Three threshold modes are available:

| Mode | Threshold | Description |
|------|-----------|-------------|
| `"bestf1"` | 0.29 | Maximizes F1 score (balanced sensitivity/specificity) |
| `"default"` | 0.50 | Standard sigmoid cutoff |
| `"spec95"` | 0.64 | Targets 95% specificity (conservative, fewer false positives) |

### CLI Example

```bash
python inference.py \
    --checkpoint model.safetensors \
    --current_image /path/to/current.png \
    --previous_image /path/to/previous.png
```


## Preprocessing Raw Images

> **Note:** This preprocessing is **not** applied automatically.
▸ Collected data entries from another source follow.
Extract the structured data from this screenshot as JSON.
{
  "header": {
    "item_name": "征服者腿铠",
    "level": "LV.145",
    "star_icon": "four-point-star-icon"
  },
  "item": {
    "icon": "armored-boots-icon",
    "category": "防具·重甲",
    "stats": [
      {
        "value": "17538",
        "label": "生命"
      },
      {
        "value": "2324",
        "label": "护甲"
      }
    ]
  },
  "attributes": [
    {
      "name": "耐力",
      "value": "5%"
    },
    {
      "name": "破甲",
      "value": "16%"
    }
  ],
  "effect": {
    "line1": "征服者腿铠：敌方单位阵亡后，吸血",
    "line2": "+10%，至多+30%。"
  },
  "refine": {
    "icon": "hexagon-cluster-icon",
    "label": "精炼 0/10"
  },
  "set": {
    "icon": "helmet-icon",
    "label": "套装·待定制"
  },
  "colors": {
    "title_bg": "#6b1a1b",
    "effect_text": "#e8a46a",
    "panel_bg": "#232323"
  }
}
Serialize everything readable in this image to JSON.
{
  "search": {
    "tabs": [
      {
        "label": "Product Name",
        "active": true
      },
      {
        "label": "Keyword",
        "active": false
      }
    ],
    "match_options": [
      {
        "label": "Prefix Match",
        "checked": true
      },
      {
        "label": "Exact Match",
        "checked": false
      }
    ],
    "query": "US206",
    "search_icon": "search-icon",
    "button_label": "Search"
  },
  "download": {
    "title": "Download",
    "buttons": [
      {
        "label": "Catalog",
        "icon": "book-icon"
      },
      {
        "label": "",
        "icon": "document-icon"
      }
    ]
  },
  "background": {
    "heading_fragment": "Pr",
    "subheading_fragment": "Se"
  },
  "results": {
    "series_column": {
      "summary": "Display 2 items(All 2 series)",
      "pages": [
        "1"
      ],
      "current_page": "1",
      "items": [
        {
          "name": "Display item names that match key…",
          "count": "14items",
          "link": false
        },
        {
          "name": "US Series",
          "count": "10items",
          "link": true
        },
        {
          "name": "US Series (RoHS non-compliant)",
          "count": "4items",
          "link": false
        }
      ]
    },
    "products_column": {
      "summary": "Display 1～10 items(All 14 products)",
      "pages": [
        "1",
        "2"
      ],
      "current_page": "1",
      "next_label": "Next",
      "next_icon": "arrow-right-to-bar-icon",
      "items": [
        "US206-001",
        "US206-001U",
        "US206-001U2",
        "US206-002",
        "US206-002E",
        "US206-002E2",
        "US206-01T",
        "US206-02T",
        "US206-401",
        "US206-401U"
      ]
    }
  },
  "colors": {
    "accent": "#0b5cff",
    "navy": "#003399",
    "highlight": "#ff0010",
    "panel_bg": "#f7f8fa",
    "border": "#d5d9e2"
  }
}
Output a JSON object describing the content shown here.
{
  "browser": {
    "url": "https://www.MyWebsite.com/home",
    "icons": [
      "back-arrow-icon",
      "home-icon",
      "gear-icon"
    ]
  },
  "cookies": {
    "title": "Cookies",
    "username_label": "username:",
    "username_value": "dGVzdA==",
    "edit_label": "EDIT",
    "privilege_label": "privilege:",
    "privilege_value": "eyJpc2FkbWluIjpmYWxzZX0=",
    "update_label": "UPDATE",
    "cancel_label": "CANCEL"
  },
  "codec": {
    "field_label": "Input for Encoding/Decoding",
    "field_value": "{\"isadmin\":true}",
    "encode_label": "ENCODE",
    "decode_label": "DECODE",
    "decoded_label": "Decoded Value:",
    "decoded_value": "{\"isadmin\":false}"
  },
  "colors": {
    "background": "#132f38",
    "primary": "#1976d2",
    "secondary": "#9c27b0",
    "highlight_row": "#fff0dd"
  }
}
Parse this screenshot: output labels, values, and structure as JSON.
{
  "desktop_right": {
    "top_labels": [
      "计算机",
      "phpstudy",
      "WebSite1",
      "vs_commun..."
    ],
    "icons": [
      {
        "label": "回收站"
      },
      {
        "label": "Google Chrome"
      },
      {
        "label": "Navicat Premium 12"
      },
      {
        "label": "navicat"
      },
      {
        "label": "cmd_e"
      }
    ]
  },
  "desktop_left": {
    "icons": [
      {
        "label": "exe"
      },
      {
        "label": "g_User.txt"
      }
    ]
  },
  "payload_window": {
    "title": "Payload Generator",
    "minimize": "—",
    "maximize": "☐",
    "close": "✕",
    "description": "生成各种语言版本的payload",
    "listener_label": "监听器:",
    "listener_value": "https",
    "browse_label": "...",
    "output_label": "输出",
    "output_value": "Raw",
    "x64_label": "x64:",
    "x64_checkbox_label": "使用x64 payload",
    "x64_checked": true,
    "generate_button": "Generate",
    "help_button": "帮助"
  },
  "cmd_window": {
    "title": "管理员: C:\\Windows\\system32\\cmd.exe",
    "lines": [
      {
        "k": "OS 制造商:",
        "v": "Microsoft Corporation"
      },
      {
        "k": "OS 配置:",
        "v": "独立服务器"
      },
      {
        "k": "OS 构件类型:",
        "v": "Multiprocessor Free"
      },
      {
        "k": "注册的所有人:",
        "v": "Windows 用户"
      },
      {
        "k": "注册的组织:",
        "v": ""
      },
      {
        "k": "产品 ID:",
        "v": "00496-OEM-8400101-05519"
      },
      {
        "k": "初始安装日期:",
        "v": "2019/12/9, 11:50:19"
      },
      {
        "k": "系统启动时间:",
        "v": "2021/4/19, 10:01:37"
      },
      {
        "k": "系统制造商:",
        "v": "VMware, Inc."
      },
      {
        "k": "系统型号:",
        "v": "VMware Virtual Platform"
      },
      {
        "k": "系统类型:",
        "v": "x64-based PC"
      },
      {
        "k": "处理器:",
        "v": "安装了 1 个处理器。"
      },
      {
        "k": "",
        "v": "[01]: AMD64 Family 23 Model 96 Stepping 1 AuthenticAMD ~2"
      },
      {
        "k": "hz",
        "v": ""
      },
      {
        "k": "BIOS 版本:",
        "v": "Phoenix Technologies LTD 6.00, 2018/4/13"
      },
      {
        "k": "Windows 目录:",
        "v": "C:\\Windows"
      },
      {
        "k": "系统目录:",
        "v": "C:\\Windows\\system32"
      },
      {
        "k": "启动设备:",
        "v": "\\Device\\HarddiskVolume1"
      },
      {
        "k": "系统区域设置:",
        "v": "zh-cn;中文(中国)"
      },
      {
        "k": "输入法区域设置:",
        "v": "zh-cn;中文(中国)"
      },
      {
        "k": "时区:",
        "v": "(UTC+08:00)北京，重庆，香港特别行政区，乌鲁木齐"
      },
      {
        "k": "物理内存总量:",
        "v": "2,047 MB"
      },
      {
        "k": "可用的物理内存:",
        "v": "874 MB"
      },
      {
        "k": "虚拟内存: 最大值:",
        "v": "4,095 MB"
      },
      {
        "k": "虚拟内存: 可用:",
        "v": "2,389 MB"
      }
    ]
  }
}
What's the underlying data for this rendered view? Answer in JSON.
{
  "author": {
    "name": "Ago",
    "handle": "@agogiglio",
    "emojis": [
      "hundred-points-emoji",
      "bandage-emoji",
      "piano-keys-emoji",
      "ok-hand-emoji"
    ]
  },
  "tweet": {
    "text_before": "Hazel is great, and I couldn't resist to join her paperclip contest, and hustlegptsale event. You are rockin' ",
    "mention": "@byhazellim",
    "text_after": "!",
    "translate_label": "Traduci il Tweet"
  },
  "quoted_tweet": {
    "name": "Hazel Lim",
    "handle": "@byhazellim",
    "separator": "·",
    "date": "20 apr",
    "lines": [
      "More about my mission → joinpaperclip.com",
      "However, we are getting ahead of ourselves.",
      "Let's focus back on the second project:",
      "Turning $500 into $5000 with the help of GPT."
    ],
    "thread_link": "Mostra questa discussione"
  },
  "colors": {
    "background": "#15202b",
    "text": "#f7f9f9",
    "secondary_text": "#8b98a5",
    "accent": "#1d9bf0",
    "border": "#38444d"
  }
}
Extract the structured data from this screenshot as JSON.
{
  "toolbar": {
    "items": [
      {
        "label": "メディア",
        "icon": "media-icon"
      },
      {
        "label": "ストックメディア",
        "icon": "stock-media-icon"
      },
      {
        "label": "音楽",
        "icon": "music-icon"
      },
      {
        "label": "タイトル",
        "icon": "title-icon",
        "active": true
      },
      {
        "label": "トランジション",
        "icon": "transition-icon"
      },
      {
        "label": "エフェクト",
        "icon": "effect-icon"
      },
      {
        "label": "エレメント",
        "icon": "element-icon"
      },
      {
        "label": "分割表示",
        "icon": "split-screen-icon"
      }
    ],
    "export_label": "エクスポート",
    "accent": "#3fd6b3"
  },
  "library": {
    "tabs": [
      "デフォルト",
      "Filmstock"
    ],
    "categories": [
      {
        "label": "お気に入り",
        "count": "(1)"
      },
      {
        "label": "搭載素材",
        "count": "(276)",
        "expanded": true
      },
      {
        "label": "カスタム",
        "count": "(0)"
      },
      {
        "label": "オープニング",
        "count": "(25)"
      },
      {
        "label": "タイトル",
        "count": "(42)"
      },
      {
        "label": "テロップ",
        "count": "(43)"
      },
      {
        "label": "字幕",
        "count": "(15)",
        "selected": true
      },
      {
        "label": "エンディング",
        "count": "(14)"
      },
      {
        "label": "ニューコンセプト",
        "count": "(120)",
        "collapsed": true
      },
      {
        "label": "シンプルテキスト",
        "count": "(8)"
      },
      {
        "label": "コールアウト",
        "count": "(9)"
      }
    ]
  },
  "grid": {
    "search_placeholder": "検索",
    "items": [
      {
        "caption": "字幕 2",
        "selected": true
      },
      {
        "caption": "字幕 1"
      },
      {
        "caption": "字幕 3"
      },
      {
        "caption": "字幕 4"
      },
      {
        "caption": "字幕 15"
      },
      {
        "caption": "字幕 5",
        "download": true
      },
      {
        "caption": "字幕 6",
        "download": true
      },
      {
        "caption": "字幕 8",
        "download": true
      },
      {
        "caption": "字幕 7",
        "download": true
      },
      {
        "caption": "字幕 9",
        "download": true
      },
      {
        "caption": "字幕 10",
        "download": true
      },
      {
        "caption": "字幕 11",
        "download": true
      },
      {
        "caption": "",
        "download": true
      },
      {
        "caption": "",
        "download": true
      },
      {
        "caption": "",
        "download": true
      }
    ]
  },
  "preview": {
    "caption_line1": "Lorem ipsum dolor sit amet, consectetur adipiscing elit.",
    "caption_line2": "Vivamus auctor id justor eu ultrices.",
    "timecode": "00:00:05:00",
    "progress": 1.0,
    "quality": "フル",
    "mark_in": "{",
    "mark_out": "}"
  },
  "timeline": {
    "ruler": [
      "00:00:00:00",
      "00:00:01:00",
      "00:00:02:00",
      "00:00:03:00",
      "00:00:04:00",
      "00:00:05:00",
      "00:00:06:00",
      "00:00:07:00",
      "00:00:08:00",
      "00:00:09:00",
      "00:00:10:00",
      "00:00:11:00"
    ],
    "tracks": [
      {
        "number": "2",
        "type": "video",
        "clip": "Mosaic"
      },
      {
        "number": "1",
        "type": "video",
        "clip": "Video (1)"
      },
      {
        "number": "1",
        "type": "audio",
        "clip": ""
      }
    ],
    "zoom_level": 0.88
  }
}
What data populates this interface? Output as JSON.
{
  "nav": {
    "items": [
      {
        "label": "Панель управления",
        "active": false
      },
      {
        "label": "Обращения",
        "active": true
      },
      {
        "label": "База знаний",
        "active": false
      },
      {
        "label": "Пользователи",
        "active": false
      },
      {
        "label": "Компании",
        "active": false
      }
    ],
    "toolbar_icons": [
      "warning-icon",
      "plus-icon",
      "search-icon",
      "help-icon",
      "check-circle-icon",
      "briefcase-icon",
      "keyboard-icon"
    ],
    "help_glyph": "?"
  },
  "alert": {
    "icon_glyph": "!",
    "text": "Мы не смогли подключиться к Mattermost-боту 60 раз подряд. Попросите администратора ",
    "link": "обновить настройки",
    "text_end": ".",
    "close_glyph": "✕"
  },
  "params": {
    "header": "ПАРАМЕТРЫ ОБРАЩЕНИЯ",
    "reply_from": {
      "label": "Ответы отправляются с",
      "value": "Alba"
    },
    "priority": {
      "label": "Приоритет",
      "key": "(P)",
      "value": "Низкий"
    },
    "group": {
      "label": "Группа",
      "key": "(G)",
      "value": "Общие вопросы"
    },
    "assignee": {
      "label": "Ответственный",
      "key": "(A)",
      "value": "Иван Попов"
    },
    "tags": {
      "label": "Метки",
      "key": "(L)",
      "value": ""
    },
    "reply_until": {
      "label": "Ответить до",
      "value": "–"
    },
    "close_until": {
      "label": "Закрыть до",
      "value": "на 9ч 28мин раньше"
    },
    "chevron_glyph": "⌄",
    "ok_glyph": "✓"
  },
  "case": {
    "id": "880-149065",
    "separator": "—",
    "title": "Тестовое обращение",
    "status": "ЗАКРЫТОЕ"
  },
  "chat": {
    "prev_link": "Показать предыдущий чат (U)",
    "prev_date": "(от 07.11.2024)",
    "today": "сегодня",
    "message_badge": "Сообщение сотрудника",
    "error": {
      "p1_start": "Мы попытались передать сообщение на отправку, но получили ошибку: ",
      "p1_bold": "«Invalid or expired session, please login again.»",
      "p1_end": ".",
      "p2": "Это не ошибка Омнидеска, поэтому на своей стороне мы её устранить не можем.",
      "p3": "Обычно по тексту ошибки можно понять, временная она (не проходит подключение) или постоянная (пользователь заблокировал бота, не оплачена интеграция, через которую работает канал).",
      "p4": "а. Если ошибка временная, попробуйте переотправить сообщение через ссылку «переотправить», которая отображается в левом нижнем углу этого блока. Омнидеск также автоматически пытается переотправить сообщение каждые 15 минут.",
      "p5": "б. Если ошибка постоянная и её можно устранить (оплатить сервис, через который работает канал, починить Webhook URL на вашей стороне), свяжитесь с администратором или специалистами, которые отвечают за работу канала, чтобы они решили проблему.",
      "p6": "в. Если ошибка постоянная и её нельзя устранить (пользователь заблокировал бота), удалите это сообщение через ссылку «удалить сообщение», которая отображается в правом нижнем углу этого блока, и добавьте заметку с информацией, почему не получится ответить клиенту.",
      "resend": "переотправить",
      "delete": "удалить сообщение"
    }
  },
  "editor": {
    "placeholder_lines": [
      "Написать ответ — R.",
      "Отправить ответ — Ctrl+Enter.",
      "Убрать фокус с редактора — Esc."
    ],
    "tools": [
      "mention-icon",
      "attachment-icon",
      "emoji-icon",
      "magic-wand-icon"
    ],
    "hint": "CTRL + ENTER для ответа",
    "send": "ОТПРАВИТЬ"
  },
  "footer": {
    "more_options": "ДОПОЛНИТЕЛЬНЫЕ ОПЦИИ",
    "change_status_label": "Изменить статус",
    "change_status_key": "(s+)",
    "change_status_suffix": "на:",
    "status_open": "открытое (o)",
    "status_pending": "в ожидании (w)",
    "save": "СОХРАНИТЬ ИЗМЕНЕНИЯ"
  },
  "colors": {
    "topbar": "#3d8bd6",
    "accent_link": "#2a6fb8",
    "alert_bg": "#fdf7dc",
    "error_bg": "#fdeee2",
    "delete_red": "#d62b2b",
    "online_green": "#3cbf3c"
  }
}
Run it as a separate step before model inference.

If your chest X-rays are raw (e.g., DICOM-derived PNGs with varying bit depths, black borders, or 16-bit depth), preprocess them first:

```python
import cv2
from preprocess import preprocess_image

img = preprocess_image("raw_cxr.png")
cv2.imwrite("preprocessed.png", img)
```

The pipeline applies:
1. **Read as-is** — preserves original bit depth (supports 8-bit and 16-bit PNGs)
2. **Windowing** — clips to `mean +/- 2*std`, normalizes to [0, 1]
3. **Black padding removal** — contour-based crop
4. **Aspect-ratio-preserving resize** — longest side to 512px (configurable)

```bash
# CLI usage
python preprocess.py --input raw.png --output preprocessed.png
```

If your images are already preprocessed (contrast-normalized, cropped, resized grayscale PNGs), you can skip this step and feed them directly to the model.

## Input Format

- **Image format**: Grayscale chest X-ray (PNG, JPEG)
- **Model input**: Resize to 512px (shorter side), center crop to 448x448, repeat to 3 channels (handled by the transform in `inference.py`)
- **Pair**: Current (follow-up) image + Previous (baseline) image of the same patient
- **Dtype**: `torch.bfloat16` recommended on GPU, `torch.float32` on CPU

## Files

| File | Description |
|------|-------------|
| `model.safetensors` | Model weights (613 MB, image + text + classifier) |
| `config.json` | Model configuration (for AutoModel support) |
| `configuration_tila.py` | TILAConfig class |
| `model.py` | Self-contained model architecture |
| `processor.py` | Image processor (raw image → model-ready tensor) |
| `preprocess.py` | Medical image preprocessing utilities |
| `inference.py` | Example inference script |

## Citation

If you use this model, please cite:

```bibtex
@inproceedings{ko2026tila,
  title={Temporal Inversion for Learning Interval Change in Chest X-Rays},
  author={Ko, Hanbin and Jeon, Kyeongmin and Choi, Doowoong and Park, Chang Min},
  booktitle={CVPR},
  year={2026},
  url={http://arxiv.org/abs/2604.04563}
}
```

## Acknowledgements

This model builds upon [BioViL-T](https://huggingface.co/microsoft/BiomedVLP-BioViL-T) by Microsoft Research:

```bibtex
@inproceedings{bannur2023biovilt,
  title={Learning to Exploit Temporal Structure for Biomedical Vision-Language Processing},
  author={Bannur, Shruthi and Hyland, Stephanie and Liu, Qianchu and Perez-Garcia, Fernando and Oktay, Ozan and Naumann, Tristan and Nori, Aditya and Alvarez-Valle, Javier},
  booktitle={CVPR},
  year={2023}
}
```

## License

This model is released under the [MIT License](LICENSE).